We can approach this realization in two ways:

  1. We can admit the inadequacies of our systems, especially those focused on health, housing, food insecurity and education, or
  2. We can go a step further to recognize that our existing systems have not been built with the safety, dignity and well-being of BIPOC communities in mind.

If we want our communities to thrive, we need to reimagine our systems, policies and how we engage with community to address the root of our inequities. No single funding strategy can magically erase the impact of generations of structural racism and income inequality. Not much will change without the leadership and insight from those most impacted.

As a health conversion foundation committed to community-led approaches, the team at the Healthy Communities Foundation was in many ways primed for this moment. But that’s not to say we weren’t tested — we’ve had to put our values into practice, evaluate the efficacy of our policies and operations, and most importantly, reinforce the ways we aspire to be in right relationship with grantee partners.

We’re still learning and growing, and throughout the journey, we reflect on how we can be in right relationship with our communities and in alignment with just actions and policies.

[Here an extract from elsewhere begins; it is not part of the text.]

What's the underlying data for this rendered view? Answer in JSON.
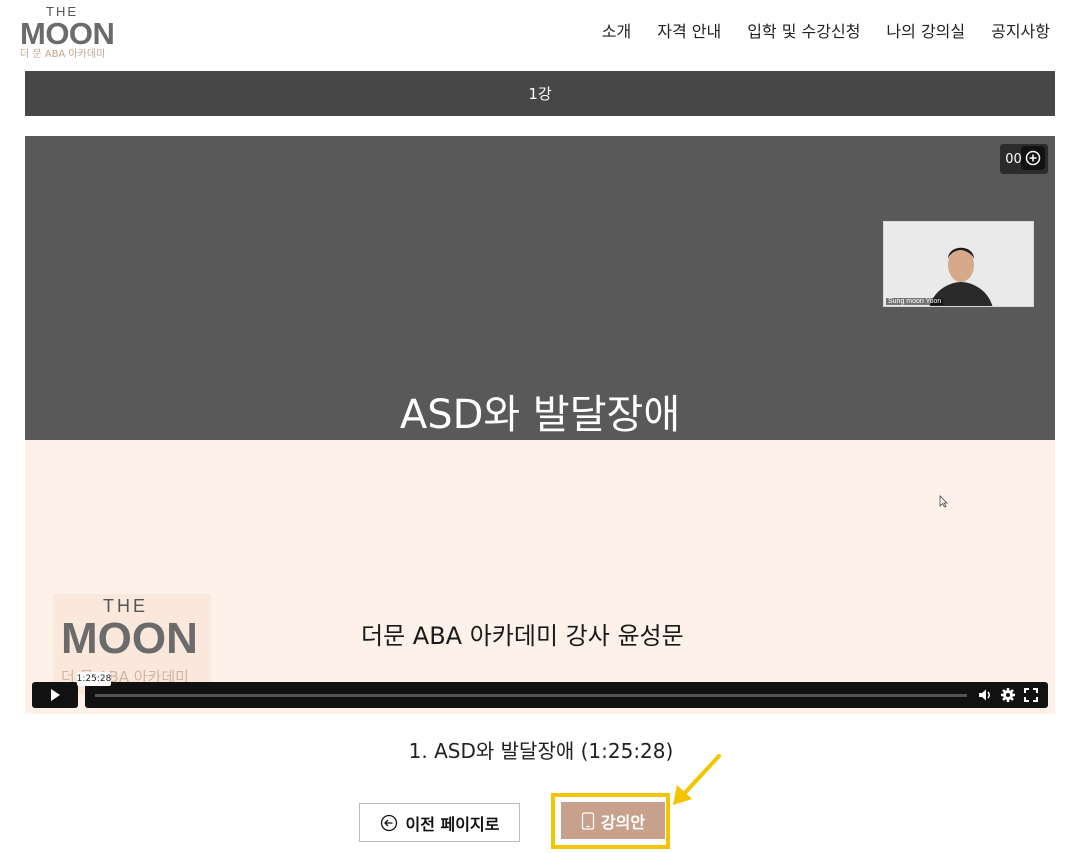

These questions have guided our reflection. They may help you too:

  • How might existing philanthropic practices perpetuate harm in the community? Do current practices place undue burdens on organizations or box out leaders (especially leaders of color) from networks and resources?
  • How is our staff and leadership reflective of the communities our foundation represents (whether through demographics, lived experience or deep familiarity and expertise of community issues)?
  • Which communities and populations are missing from the data that’s available to you? Whose stories are being told and from what perspective?
  • How do our application and reporting processes impose a greater administrative burden on smaller and under-resourced organizations? The recent SSIR article “Transformative Capacity Building” takes a deeper dive into other ways to take a race-explicit approach with insights from the Rainer Valley Corps.